Луиза (с горечью, опуская руку). Ты смотришь и не видишь, ты живешь, но не чувствуешь. Весь твой мир – все твое жилище, вся твоя судьба сложилась вокруг этого аквариума, вокруг этих стекол, вокруг этого дрессированного света!
В ярости, забывшись, она вдруг даже топает ногою.
Генри. Дрессированного света? Я тебя не понимаю.
Луиза. Да! Генри, взгляни в окно, взгляни внимательно – что же ты видишь?
Генри (оборачивается к стеклу, пожимает плечами). Улица, город…Луиза, я не хочу играть с тобой в угадайку…
Луиза. Ты видишь, что сейчас ночь? Нет! Этот свет…его слишком много в твоем городе, слишком много в твоем доме, слишком много…он искусственный, он мертвый, неживой.
Генри. Я не понимаю, ты что, хочешь шторы получше?
Луиза падает обессилено в кресло.
Луиза. Генри, дело не в шторах, не в жалюзи и ни в чем-то…таком! Дело в том, что я пришла из другого мира. Находясь здесь, я задыхаюсь и будто бы умираю. Мне кажется, что я схожу с ума, когда смотрю из окна, потому что не могу понять – день…ночь…всегда одинаково светло, одинаково!
Генри. У нас одинаковый мир, а…
Луиза. Мой мир другой.
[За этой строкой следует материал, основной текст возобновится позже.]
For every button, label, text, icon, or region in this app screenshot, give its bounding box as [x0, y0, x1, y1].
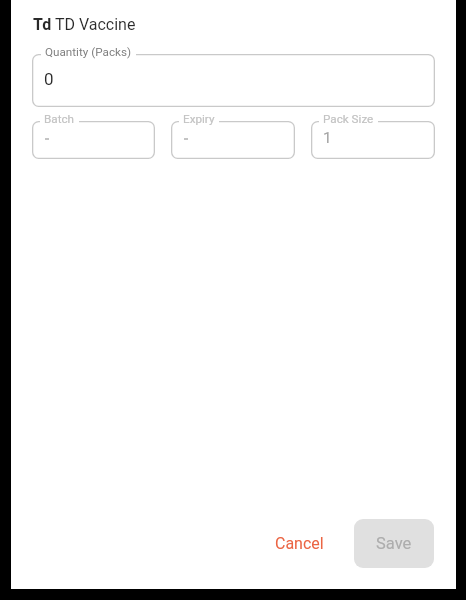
button[interactable]: Save: [354, 519, 434, 568]
staticText: Cancel: [275, 534, 324, 553]
staticText: Td TD Vaccine: [33, 15, 136, 34]
button[interactable]: Cancel: [259, 522, 340, 565]
staticText: Batch: [44, 112, 75, 126]
staticText: Quantity (Packs): [45, 45, 132, 59]
staticText: Pack Size: [323, 112, 374, 126]
staticText: Expiry: [183, 112, 215, 126]
button[interactable]: Expiry: [171, 112, 295, 159]
button[interactable]: Pack Size: [311, 112, 435, 159]
button[interactable]: Quantity (Packs): [32, 45, 435, 107]
staticText: 1: [323, 129, 332, 147]
staticText: 0: [44, 69, 54, 89]
button[interactable]: Batch: [32, 112, 155, 159]
staticText: Save: [376, 534, 412, 553]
В нем столько дрессированного света, в нем нет столько паршивых новостей, в нем город не возвышается над лесом…
Генри (снова в раздражении) это называется, дорогая моя, цивилизацией! Это компьютеры, реклама, это то, что обеспечивает нам комфортную жизнь. Твои лавандовые поля, может быть, и пахнут хорошо, но от них…от них нет толку.